We were soon seated in the upstairs room overlooking the harbour, which was dry on a low tide. Boats were lying on their sides awaiting the return of the water when they would right themselves and swing freely again. It was a lovely afternoon. The company was entertaining.The food was very good and the service efficient and friendly. We learned from the owner, Mike Burke, that they raise and butcher their own cattle for the beef dishes. Mine was superb. Tender, flavourful, perfectly cooked and served with a brown gravy as well as fresh horseradish sauce!
We learned that many of the attendees were spending the weekend in Kinvara and staying at the charming Merriman Hotel, with thatched roof. We took a spin through town and noted a Londis Plus supermarket, a Costcutter with petrol station.

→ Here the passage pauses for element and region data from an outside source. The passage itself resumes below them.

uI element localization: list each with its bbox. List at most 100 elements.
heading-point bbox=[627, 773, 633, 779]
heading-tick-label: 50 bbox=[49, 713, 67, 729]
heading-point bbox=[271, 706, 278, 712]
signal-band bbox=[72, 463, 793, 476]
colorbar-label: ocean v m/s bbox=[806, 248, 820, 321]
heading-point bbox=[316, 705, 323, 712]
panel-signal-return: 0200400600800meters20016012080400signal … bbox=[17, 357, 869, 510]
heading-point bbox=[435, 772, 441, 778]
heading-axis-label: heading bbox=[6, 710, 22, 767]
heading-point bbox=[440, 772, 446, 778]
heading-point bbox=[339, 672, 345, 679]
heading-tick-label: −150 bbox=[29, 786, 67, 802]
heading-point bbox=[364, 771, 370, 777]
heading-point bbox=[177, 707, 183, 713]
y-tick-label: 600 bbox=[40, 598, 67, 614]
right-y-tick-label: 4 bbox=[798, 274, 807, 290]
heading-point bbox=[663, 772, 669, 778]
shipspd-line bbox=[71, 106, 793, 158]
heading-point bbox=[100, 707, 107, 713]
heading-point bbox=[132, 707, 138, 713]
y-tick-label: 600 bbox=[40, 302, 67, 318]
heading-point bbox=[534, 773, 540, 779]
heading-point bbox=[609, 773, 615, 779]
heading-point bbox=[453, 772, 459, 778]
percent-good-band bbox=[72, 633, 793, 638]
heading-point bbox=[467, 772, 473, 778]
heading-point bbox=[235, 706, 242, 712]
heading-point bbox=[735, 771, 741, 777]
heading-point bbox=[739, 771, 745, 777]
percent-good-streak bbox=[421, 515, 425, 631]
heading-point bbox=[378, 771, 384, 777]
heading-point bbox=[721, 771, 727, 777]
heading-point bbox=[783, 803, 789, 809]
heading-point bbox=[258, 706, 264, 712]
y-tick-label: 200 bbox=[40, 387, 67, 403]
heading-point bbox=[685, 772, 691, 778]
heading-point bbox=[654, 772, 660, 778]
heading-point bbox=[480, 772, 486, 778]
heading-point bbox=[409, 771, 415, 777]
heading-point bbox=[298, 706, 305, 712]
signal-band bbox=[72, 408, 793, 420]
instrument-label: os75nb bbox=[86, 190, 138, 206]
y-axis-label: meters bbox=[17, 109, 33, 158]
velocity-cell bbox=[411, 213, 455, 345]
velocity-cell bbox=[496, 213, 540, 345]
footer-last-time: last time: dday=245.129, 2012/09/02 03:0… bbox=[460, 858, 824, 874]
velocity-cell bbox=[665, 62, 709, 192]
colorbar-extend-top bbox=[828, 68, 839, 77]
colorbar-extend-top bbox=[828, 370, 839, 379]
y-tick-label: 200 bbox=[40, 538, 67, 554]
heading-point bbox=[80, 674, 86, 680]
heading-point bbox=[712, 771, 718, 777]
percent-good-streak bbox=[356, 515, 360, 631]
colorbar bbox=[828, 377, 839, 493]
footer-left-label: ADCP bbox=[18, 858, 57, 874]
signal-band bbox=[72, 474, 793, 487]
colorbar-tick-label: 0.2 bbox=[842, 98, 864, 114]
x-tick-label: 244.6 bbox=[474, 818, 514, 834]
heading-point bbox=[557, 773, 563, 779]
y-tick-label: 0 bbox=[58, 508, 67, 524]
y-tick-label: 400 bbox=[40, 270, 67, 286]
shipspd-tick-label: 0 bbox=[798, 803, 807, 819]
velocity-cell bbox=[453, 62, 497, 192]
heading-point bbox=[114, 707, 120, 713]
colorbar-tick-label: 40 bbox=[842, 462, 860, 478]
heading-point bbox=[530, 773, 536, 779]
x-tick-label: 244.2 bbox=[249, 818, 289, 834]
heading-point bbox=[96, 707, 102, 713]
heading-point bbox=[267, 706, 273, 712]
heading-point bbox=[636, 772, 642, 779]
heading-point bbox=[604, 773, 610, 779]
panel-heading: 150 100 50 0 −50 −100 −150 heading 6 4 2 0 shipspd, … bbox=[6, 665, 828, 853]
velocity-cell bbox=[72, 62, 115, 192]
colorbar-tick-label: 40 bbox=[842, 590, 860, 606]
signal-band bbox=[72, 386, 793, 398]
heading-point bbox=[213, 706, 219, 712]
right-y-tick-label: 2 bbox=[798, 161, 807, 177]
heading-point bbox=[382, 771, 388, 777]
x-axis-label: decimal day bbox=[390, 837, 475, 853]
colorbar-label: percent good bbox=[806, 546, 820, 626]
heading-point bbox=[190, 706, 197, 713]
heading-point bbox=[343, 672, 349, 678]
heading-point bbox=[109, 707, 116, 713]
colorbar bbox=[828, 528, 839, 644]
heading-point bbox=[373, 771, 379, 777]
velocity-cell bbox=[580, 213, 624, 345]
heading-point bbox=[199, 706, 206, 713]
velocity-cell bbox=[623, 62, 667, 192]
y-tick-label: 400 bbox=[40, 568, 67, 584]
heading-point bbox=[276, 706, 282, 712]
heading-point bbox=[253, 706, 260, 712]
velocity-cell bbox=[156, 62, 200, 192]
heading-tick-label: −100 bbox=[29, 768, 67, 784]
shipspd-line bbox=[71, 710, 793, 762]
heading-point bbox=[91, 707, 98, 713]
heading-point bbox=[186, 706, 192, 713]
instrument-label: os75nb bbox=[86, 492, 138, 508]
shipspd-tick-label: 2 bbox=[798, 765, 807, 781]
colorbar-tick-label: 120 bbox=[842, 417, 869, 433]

Kinvara is home to two annual festivals, Fleadh na gCuach, the cuckoo festival, an Irish music festival at the beginning of May about which time the cuckoo is first heard, and Cruinniu na mBad, the gathering of as many as 100 traditional boats, in mid August. The latter is the larger and longer running festival started in 1979, and it celebrates the Galway Hookers, the sailing craft that once plied trade in turf and livestock between Counties Clare and Galway. The cuckoo festival which started in 1994 celebrates the old Irish festival of Bealtaine, the first of May, which in Ireland marks the start of summer.